Saya sudah menulis tentang desakan palsu untuk buang air besar, dengan latar belakang tinja yang normal, dalam frekuensi dan konsistensi - mungkin setelah menderita stres... Hari ini berada di resepsi di terapis. Setelah ditanyai, dokter mengatakan itu tampak seperti radang usus! Lalu dia memberi tahu saya tentang diet, yang perlu Anda ikuti dan menulis resep.

Ellen

http://medcanal.ru/topic76106.html

Selama sebulan, dia menderita sakit di sakrum dan rektum, pergi ke proktologis, melakukan rectoromanoscopy dan x-ray, dan didiagnosis dengan coccygodynia. Setelah pemeriksaan, sekitar dua minggu berlalu, dan sekarang keinginan palsu untuk buang air besar menyiksaku.
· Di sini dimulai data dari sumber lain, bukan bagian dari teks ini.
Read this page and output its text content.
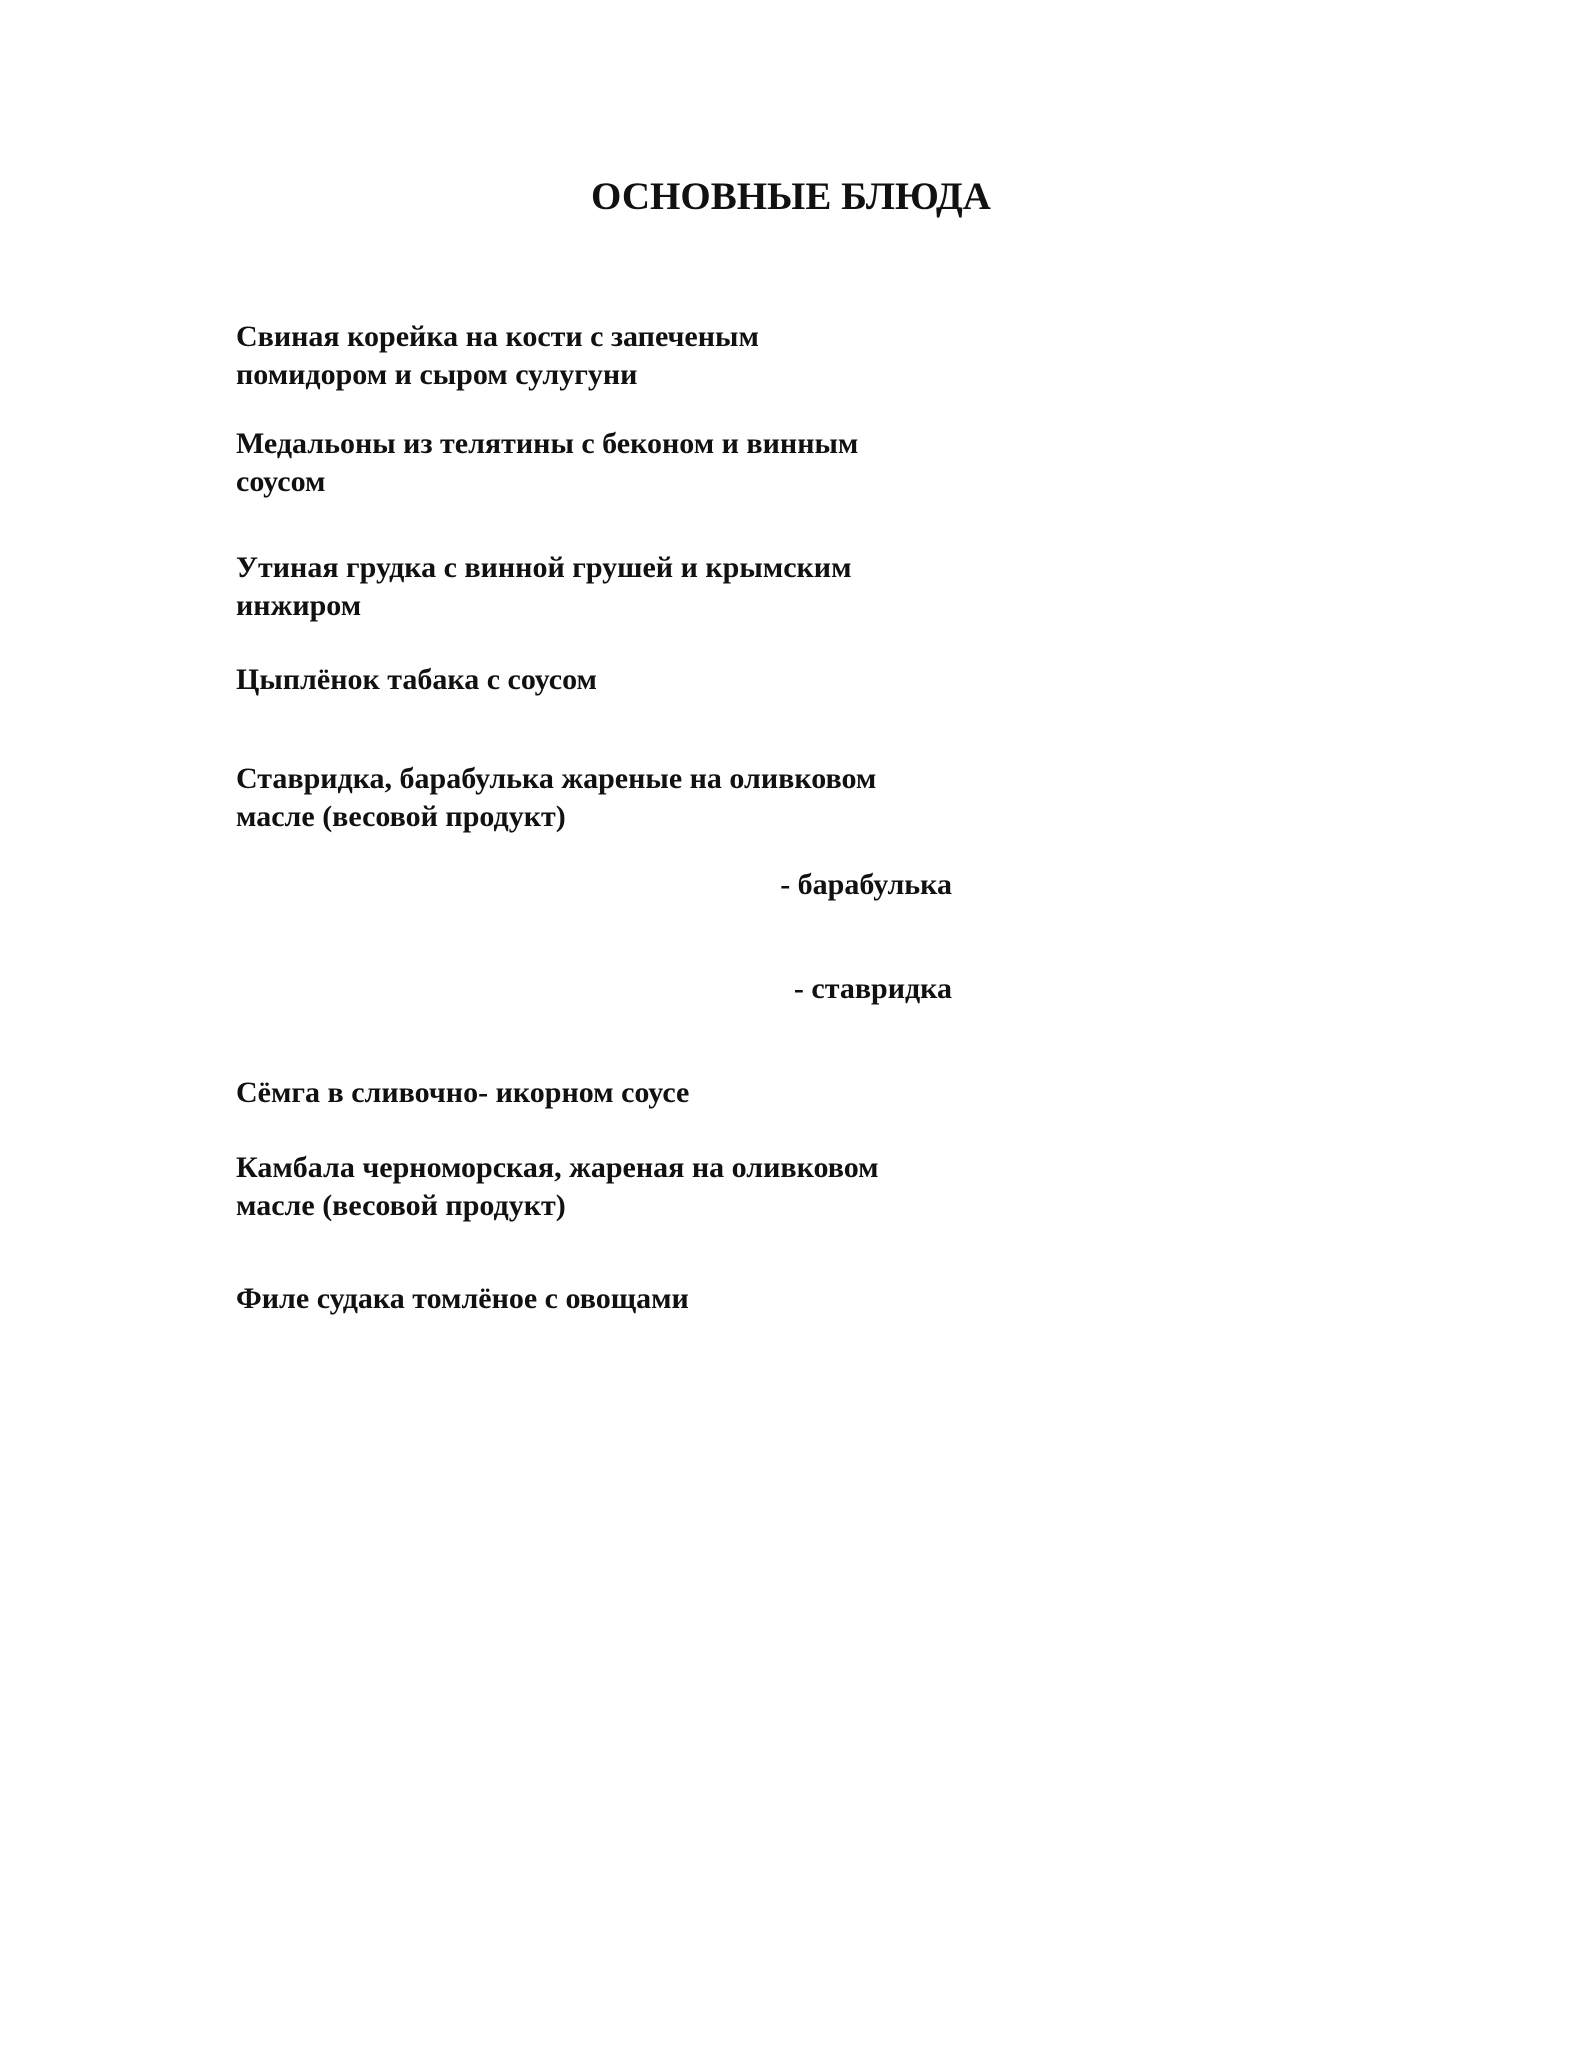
ОСНОВНЫЕ БЛЮДА
Свиная корейка на кости с запеченым
помидором и сыром сулугуни
Медальоны из телятины с беконом и винным
соусом
Утиная грудка с винной грушей и крымским
инжиром
Цыплёнок табака с соусом
Ставридка, барабулька жареные на оливковом
масле (весовой продукт)
- барабулька
- ставридка
Сёмга в сливочно- икорном соусе
Камбала черноморская, жареная на оливковом
масле (весовой продукт)
Филе судака томлёное с овощами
Konvulsi konstan, tanpa ekskresi feses, lendir, darah, ketika mereka berlalu sebentar, kemudian mereka muncul lagi.

Tatyana

https://www.consmed.ru/proktolog/view/695716/

Terlepas dari sensitivitas masalah, tidak boleh ada yang menunda kunjungan ke dokter untuk mengklarifikasi penyebab tenesmus. Dorongan palsu dapat menandakan penyakit serius, efektivitas penyembuhan yang secara langsung tergantung pada kecepatan diagnosis dan perawatan organ yang sakit. Penting untuk mendengarkan tubuh Anda, yang mengirimkan sinyal kesusahan, dan menanggapinya tepat waktu.